E mais: 60% acreditam nas notícias com as quais interagem, que chegam principalmente pelo Facebook e pelo WhatsApp.

“Nesse cenário de bolhas narrativas, em que as fake news pipocam e se reproduzem indiscriminadamente por instant messages com notícias que as pessoas acreditam ser verdadeiras, podem ser produzidos mundos alternativos, e realidades paralelas, que permitem que as pessoas acreditem que a terra é plana”, afirma Marco Konopacki, administrador e cientista político do Instituto de Tecnologia e Sociedade do Rio, em referência ao movimento virtual internacional que advoga essa teoria. “As pessoas são envolvidas numa bolha de argumentos e atacam qualquer um que apresente informação contrária. Esse comportamento explica, por exemplo, a formação de grupos radicais que acreditam que a terra seja plana e mesmo as distorções em torno dos estudos de gênero”, acrescenta.

Candidaturas nas redes

A reforma política aprovada pelo Congresso Nacional traz poucas mudanças relacionadas ao uso da internet e redes sociais para as eleições de 2018. A principal delas: permite que candidatos impulsionem as suas postagens. “A legislação permite que o candidato, o partido e as coligações paguem as redes sociais para impulsionar o seu conteúdo. É um gasto que tem de ser declarado na prestação de contas”, informa Edson Resende, coordenador da Coordenadoria Estadual de Apoio aos Promotores Eleitorais (Cael). As resoluções do Tribunal Superior Eleitoral (TSE) vão regulamentar esses novos dispositivos da reforma eleitoral.
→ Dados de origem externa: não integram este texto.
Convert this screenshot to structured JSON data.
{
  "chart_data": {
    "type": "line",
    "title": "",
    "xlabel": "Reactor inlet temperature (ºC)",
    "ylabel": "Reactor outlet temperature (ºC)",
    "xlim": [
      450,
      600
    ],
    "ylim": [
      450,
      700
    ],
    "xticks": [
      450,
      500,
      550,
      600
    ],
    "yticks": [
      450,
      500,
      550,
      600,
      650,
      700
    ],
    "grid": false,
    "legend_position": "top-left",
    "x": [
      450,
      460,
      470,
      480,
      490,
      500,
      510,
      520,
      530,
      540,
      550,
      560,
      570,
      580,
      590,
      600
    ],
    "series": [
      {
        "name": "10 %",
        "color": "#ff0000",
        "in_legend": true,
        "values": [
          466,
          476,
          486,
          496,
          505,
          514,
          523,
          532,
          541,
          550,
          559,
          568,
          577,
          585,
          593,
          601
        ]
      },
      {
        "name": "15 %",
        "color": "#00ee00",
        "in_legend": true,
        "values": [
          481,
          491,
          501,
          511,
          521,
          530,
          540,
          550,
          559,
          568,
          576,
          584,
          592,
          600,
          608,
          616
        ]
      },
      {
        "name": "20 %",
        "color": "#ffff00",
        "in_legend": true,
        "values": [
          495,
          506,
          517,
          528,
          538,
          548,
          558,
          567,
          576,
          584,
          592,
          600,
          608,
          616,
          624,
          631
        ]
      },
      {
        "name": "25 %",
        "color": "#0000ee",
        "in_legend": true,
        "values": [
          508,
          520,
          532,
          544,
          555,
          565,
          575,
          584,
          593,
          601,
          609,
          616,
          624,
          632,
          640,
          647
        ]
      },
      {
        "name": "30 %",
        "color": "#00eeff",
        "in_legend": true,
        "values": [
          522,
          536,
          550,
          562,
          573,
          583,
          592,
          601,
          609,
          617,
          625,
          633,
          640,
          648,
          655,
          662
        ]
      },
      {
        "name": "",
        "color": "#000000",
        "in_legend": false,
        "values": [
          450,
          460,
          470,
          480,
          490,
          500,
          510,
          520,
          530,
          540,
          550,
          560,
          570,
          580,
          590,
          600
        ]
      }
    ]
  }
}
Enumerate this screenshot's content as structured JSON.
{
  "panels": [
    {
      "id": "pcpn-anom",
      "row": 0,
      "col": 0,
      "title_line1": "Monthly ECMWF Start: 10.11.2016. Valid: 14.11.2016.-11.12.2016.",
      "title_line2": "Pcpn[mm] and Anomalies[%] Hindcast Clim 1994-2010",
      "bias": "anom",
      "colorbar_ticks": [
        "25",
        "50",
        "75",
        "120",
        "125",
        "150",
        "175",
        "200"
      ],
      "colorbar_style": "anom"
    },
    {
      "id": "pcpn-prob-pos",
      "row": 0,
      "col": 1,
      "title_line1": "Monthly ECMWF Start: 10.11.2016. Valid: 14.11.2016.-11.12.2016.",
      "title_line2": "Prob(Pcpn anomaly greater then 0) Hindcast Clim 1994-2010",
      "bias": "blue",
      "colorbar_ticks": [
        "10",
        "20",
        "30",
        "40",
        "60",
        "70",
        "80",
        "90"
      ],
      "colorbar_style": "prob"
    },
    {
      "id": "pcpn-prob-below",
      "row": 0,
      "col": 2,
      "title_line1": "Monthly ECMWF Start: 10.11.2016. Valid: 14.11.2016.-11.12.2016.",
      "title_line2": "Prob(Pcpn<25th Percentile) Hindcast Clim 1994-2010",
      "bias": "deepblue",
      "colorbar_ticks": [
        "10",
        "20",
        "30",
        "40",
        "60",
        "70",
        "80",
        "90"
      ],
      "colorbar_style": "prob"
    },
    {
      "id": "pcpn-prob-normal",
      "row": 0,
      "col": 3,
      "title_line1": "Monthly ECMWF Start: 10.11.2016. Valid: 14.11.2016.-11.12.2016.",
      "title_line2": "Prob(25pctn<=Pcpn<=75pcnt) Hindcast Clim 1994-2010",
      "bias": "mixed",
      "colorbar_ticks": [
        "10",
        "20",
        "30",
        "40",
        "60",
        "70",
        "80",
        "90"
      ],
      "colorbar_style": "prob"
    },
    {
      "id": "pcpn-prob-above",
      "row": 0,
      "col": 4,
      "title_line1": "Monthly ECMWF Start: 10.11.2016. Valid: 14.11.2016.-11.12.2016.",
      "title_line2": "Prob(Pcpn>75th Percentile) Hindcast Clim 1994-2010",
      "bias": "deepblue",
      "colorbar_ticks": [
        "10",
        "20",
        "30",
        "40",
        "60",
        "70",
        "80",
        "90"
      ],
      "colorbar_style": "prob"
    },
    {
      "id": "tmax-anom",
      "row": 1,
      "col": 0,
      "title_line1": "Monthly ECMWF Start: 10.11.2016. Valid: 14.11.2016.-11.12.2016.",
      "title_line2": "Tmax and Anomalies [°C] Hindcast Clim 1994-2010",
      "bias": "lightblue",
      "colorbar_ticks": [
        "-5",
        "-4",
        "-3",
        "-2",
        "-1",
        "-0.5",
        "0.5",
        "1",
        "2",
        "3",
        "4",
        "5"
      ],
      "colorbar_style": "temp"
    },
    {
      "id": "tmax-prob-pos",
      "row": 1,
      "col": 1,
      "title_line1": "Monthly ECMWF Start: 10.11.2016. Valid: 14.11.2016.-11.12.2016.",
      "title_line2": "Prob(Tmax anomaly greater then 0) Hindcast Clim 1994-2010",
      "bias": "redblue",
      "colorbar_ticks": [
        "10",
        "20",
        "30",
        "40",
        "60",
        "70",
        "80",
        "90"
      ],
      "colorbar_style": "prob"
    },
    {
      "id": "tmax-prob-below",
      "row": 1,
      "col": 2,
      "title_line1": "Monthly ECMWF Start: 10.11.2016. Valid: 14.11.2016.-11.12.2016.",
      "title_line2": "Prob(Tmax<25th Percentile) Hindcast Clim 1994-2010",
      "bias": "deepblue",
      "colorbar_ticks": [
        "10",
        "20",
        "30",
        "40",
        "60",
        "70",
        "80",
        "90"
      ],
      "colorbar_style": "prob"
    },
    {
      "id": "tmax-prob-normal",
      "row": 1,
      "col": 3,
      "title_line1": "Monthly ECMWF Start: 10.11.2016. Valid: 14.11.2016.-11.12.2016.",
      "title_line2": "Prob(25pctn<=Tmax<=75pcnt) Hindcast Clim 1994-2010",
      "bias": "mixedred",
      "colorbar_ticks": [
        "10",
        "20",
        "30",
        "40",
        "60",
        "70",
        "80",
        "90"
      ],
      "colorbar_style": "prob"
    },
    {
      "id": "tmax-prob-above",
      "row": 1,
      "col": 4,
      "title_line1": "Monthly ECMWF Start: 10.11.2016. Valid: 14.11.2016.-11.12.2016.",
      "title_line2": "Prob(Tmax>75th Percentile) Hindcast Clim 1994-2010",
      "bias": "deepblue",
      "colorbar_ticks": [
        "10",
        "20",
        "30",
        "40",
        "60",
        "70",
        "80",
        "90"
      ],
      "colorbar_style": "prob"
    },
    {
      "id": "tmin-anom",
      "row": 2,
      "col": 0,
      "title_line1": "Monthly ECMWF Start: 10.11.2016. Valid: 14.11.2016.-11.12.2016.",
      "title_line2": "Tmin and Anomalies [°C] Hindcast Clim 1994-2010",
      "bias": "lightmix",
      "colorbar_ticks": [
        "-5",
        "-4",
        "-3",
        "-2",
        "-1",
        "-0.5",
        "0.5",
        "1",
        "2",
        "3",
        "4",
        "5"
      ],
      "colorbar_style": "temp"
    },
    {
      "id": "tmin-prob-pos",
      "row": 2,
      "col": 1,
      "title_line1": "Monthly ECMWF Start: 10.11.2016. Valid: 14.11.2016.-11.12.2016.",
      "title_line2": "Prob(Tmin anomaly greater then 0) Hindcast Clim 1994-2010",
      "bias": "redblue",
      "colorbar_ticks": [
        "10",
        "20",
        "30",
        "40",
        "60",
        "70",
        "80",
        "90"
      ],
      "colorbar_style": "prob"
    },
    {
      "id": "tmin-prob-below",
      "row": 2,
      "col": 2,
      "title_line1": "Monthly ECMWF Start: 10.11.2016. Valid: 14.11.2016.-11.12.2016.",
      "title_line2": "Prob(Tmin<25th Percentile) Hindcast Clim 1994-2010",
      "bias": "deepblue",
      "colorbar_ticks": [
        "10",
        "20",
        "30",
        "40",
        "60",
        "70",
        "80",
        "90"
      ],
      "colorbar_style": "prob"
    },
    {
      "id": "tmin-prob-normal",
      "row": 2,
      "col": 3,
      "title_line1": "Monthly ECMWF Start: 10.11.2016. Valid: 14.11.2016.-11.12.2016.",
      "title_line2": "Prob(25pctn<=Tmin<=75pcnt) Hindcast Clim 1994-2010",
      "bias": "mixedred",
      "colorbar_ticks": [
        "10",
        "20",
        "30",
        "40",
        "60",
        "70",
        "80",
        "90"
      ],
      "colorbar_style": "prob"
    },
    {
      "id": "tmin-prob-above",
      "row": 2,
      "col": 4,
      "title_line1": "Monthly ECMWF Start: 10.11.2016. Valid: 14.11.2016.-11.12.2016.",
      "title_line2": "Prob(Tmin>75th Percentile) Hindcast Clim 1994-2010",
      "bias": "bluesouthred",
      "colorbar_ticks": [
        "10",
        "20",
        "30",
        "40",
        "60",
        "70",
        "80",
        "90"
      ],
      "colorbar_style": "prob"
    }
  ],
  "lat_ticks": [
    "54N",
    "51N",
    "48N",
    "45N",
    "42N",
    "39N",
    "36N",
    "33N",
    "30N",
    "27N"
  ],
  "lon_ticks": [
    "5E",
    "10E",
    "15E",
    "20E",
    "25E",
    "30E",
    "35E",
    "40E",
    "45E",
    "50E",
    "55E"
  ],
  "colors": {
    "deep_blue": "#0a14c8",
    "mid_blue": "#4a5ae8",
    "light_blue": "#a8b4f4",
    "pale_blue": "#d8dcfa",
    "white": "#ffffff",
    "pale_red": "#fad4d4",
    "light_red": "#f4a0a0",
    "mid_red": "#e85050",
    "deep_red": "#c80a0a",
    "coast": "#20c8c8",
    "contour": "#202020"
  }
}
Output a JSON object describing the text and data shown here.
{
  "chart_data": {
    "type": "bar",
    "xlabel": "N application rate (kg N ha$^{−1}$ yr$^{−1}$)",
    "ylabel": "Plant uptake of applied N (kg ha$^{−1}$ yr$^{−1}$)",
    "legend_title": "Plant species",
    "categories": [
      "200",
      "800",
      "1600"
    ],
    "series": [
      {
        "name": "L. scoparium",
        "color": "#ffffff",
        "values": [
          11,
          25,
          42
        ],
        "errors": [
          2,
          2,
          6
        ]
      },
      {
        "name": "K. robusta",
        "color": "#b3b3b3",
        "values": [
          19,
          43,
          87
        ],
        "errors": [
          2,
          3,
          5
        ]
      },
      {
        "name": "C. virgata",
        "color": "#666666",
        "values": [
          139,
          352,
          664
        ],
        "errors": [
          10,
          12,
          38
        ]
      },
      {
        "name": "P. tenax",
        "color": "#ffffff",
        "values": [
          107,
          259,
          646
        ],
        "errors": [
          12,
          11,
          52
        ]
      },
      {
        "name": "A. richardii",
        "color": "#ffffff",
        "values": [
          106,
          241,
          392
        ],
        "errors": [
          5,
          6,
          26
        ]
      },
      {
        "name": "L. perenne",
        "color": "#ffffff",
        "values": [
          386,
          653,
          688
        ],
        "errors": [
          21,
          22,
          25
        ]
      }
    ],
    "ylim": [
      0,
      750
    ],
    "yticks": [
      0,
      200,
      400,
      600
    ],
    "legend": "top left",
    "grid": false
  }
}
A legislação em vigor até o pleito passado vedava qualquer tipo de propaganda paga na internet. “Agora é possível pagar não só pelo impulsionamento nas redes sociais, como também pelo mecanismo de busca do Google”, afirma Diogo Cruvinel, secretário de Gestão de Atos partidários e da Informação do Tribunal Regional Eleitoral de Minas Gerais (TRE-MG), que lembra: a propaganda eleitoral em sites de notícias, em sites de pessoas jurídicas, com ou sem fim lucrativo, e sites públicos continua proibida.
No âmbito das redes sociais, o impulsionamento só poderá ser feito em benefício do candidato. “Um candidato que quiser falar mal do adversário na rede social não poderá impulsionar a postagem”, acrescenta Cruvinel.

Para lidar com as fakes news que circulam na internet, contudo, não há novidades para 2018. O ato é crime. “A lei veda o anonimato, prevê multa e a retirada imediata do conteúdo do ar. Dessa forma, as fake news continuam tratadas com a mesma disciplina de antes, que inclusive, até criminaliza essa ação”, sustenta Edson Resende. “A veiculação de fatos inverídicos, injuriosos e difamatórios é um tipo penal. Além disso, no contexto das eleições, basta que o fato seja mentira para que constitua crime eleitoral”, acrescenta o coordenador das promotorias eleitorais.

O problema que se coloca é como agir rapidamente quando o conteúdo de fake news está postado em provedor no exterior e, a partir do link, são feitos os compartilhamentos. “A legislação determina que qualquer propaganda eleitoral seja realizada em sites que estejam abrigados em provedores brasileiros. Contudo, se a fonte das notícias falsas está fora do país, as ações para retirar o material do ar são mais complicadas”, avalia Diogo Cruvinel.